When to Begin Curriculum Review
Each School will review its undergraduate programmes in the light of the Curriculum Framework over a 3 year period from 2016-17 to 2018-19. The Curriculum Framework will also be used to inform the development of any undergraduate and postgraduate programmes in new areas.
There is no obvious ideal time to start the review process, and as leaders of the review you need to be realistic about the timescales in relation to specific demands on your own and your colleagues' time. Some things to consider in thinking about the timing for your own review are as follows:
Clarity on the scale of change may not become clear until the review is underway.
Curriculum review is very open-ended as you don't know what enhancements you need to make or how you will make them at the outset. This means that the timescale is unknown. Meaningful curriculum review and enhancement takes time. It may be realistic to allow up to 12 months for the review prior to implementation.
The implementation phase can also vary in length, depending on whether you adopt a 'big bang' approach or a phased roll-out over time. A 'big bang' approach where the curriculum is changed for all cohorts concurrently involves a lot more work in a short space of time and is potentially risky with regard to student contracts. A more incremental approach has the advantage of giving staff more time to prepare. When running parallel programmes, it is important to manage student expectations so that continuing students do not feel their programme is second-rate. Student engagement in agreeing the approach to implementation is strongly recommended (Pegg, 2014), and vital if adopting a 'big bang' approach.

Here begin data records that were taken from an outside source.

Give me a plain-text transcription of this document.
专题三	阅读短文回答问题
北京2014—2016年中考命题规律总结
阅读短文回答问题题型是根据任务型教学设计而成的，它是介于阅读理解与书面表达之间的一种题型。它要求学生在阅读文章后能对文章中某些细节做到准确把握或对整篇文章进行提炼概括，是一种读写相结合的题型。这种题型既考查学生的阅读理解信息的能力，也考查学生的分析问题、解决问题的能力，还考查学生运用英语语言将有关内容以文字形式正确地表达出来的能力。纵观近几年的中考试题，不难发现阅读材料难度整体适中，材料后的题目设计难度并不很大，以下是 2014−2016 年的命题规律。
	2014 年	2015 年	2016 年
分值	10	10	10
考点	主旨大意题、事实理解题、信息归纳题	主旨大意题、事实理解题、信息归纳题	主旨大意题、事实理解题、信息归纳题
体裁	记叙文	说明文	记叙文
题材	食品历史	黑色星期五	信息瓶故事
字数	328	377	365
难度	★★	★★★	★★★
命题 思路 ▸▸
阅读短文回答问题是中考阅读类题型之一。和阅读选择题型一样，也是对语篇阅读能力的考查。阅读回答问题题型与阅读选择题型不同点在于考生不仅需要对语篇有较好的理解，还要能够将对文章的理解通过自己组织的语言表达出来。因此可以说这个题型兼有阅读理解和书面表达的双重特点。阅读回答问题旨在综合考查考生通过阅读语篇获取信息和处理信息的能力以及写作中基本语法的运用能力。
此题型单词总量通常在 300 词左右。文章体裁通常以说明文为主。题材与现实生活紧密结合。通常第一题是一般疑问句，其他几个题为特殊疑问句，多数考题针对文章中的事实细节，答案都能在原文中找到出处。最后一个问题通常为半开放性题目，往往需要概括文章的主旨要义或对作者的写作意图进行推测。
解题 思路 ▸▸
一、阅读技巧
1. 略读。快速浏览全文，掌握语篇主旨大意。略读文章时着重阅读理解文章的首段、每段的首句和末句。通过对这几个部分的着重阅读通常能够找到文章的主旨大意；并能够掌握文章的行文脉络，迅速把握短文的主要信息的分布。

Preparedness of staff to embark on curriculum review and enhancement
Staff development and training needs will need to be identified and built into the plan for the review. For example, Curriculum Framework Leads and Programme Directors may require an introduction to project management and learning change at an early stage of the review process to develop their confidence, skills and attributes to lead the review. In order to successfully embed changes into the culture of the School, Department or programme, the training and development needs of all staff required to implement changes must also be carefully planned.
On-going quality assurance processes
It may be helpful if the review process could be timed so that it could usefully inform any imminent internal or external quality assurance processes, such as Periodic Review or accreditation. Programme teams will also need to be mindful of the University's T & L Operational timeline (which can be downloaded here) with respect to any changes to be made.
This is likely to be difficult at particular pinch-points during the academic year, including exam and vacation periods.
Local or organisational change
The higher education landscape is changing rapidly, and the number, scope and pace of change initiatives at University and local level will impact on the capacity for change.
Pegg, A., (2014) "We Think That's the Future": Curriculum Reform Initiatives in Higher Education. York: Higher Education Academy.